Masha Matzke & Paul Marie, The fusion of political and aesthetic radicalism in Helmut Herbst’s animated film practice
The experimental animation and documentary filmmaker, professor, and producer Helmut Herbst (1934-2021) is considered one of the key figures of the ‘other cinema’ movement, as well as a pioneer in the fight to preserve independent film and cinema’s early history. Herbst declared the history of aesthetic-political uprisings to be the favorite theme of his filmmaking practice, which he defined primarily as a form of activism in line with his concept of ‘animatory freedom.’ In the fusion of social protest and radical art, Herbst saw a direct link between Berlin Dadaism and the ‘other cinema’ of the 1960s. For Herbst, the power of both movements lay in their ability to equate radical upheavals in political thought with the formation of new ways of seeing.
The program provides insights into Herbst’s impressive work and the cut-out animation technique of his early political satires, which sought to animate not just paper collages but a political-aesthetic consciousness.

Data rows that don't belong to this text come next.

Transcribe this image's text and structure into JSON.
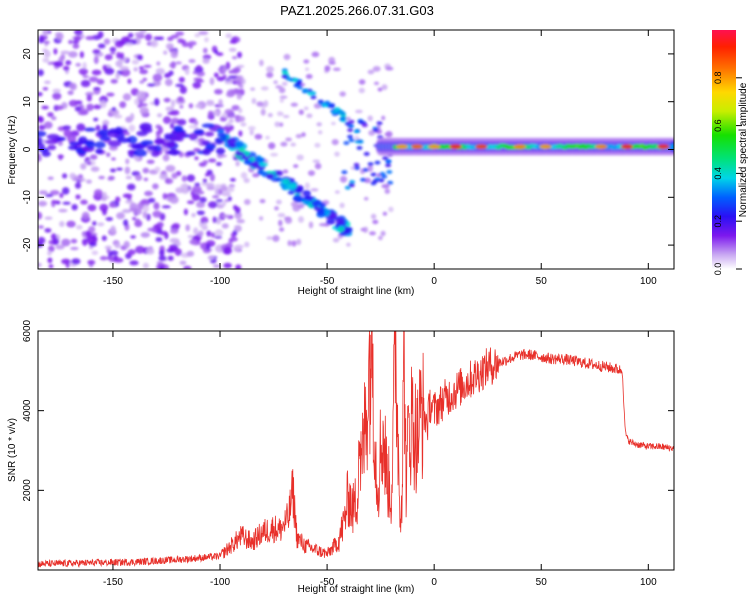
{
  "title": "PAZ1.2025.266.07.31.G03",
  "colors": {
    "snr_line": "#e8302a"
  },
  "chart_data": [
    {
      "type": "heatmap",
      "xlabel": "Height of straight line (km)",
      "ylabel": "Frequency (Hz)",
      "xlim": [
        -185,
        112
      ],
      "ylim": [
        -25,
        25
      ],
      "xticks": [
        -150,
        -100,
        -50,
        0,
        50,
        100
      ],
      "yticks": [
        -20,
        -10,
        0,
        10,
        20
      ],
      "colorbar": {
        "label": "Normalized spectral amplitude",
        "range": [
          0,
          1
        ],
        "ticks": [
          "0.0",
          "0.2",
          "0.4",
          "0.6",
          "0.8"
        ]
      },
      "features": [
        {
          "name": "carrier",
          "x_range": [
            -20,
            112
          ],
          "frequency": 0.6,
          "amplitude": 0.55
        },
        {
          "name": "descending_branch",
          "x_range": [
            -100,
            -40
          ],
          "frequency_range": [
            3,
            -17
          ],
          "amplitude": 0.35
        },
        {
          "name": "ascending_branch",
          "x_range": [
            -70,
            -40
          ],
          "frequency_range": [
            16,
            6
          ],
          "amplitude": 0.3
        },
        {
          "name": "noise_region",
          "x_range": [
            -185,
            -95
          ],
          "frequency_range": [
            -25,
            25
          ],
          "amplitude": 0.12
        }
      ]
    },
    {
      "type": "line",
      "xlabel": "Height of straight line (km)",
      "ylabel": "SNR (10 * v/v)",
      "xlim": [
        -185,
        112
      ],
      "ylim": [
        0,
        6000
      ],
      "xticks": [
        -150,
        -100,
        -50,
        0,
        50,
        100
      ],
      "yticks": [
        2000,
        4000,
        6000
      ],
      "series": [
        {
          "x": [
            -185,
            -160,
            -140,
            -120,
            -110,
            -100,
            -95,
            -90,
            -85,
            -80,
            -75,
            -72,
            -68,
            -66,
            -64,
            -60,
            -55,
            -50,
            -45,
            -42,
            -40,
            -38,
            -36,
            -35,
            -34,
            -32,
            -30,
            -29,
            -28,
            -27,
            -26,
            -25,
            -24,
            -22,
            -20,
            -18,
            -16,
            -15,
            -14,
            -13,
            -12,
            -10,
            -8,
            -6,
            -5,
            -3,
            -2,
            0,
            5,
            10,
            15,
            20,
            25,
            30,
            35,
            40,
            45,
            50,
            55,
            60,
            65,
            70,
            75,
            80,
            85,
            88,
            89,
            90,
            92,
            95,
            100,
            105,
            112
          ],
          "y": [
            150,
            180,
            200,
            260,
            300,
            350,
            600,
            850,
            700,
            950,
            1050,
            1000,
            1300,
            2000,
            800,
            600,
            500,
            400,
            700,
            1200,
            1900,
            1500,
            1800,
            3500,
            2500,
            3800,
            5300,
            6000,
            4000,
            2500,
            2200,
            3100,
            3400,
            2400,
            1800,
            5700,
            1500,
            2000,
            5500,
            1900,
            3600,
            3800,
            3200,
            4100,
            3900,
            3700,
            4200,
            4000,
            4300,
            4500,
            4700,
            4900,
            5100,
            5200,
            5300,
            5400,
            5400,
            5350,
            5300,
            5300,
            5250,
            5200,
            5150,
            5100,
            5050,
            5000,
            3600,
            3300,
            3200,
            3150,
            3100,
            3100,
            3050
          ]
        }
      ]
    }
  ]
}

Herbst’s unique animation studio, cinegrafik, which has been part of the Kinemathek’s collection since 2022, will also be presented. (FR)
Masha Matzke is film preservationist, researcher and curator and is presently film restorer at Deutsche Kinemathek.
Paul Marie is film archivist at Deutsche Kinemathek.
Leenke Ripmeester, Animation in a hurry – film drawings by Ton van Saane
Even though analog animation can be very fast and action-packed, the process of making these films is anything but quick. Frustrated by this aspect of animation, Dutch filmmaker Ton van Saane (1930-1973) searched for a technique that preserved the spontaneity of the creative process. He came up with an approach he termed ‘film drawings’. Van Saane tells a story by making drawings, then quickly erasing them and starting the next one. While he made the drawings, the camera was recording one frame per second which led to an acceleration when projected at 24 fps. The results are films that present the filmmaker in a hurry, in action! The viewer needs to accelerate as well to keep up with the drawings and the story being told. Curator of animation Leenke Ripmeester will present one to three films by Van Saane and elaborate on the special technique he developed. (FR)
Leenke Ripmeester is a curator of Eye Filmmuseum in Amsterdam, the Netherlands.
Tanz der Farben (Dance of Colors)
Hans Fischinger, Germany, 1939, 8 min.
Introduced by Thomas Worschech
‘Dance of Colors’ is an abstract play of colors, shapes, and music in which colorful dots, lines, and surfaces move to the rhythm of the music. The short film is the first and only production by Hans Fischinger, who previously worked for his brother, the animation pioneer Oskar Fischinger. It premiered as an opening short on February 26 1939, and ran for two weeks with great success. The film was subsequently bought by Tobis Filmkunst GmbH, a company complicit with the Nazi regime, and was not shown again until the end of the war. (FR)
Thomas Worschech is curator at the DFF -Deutsches Filminstitut & Filmmuseum and head of the film archive and the film-technological collection.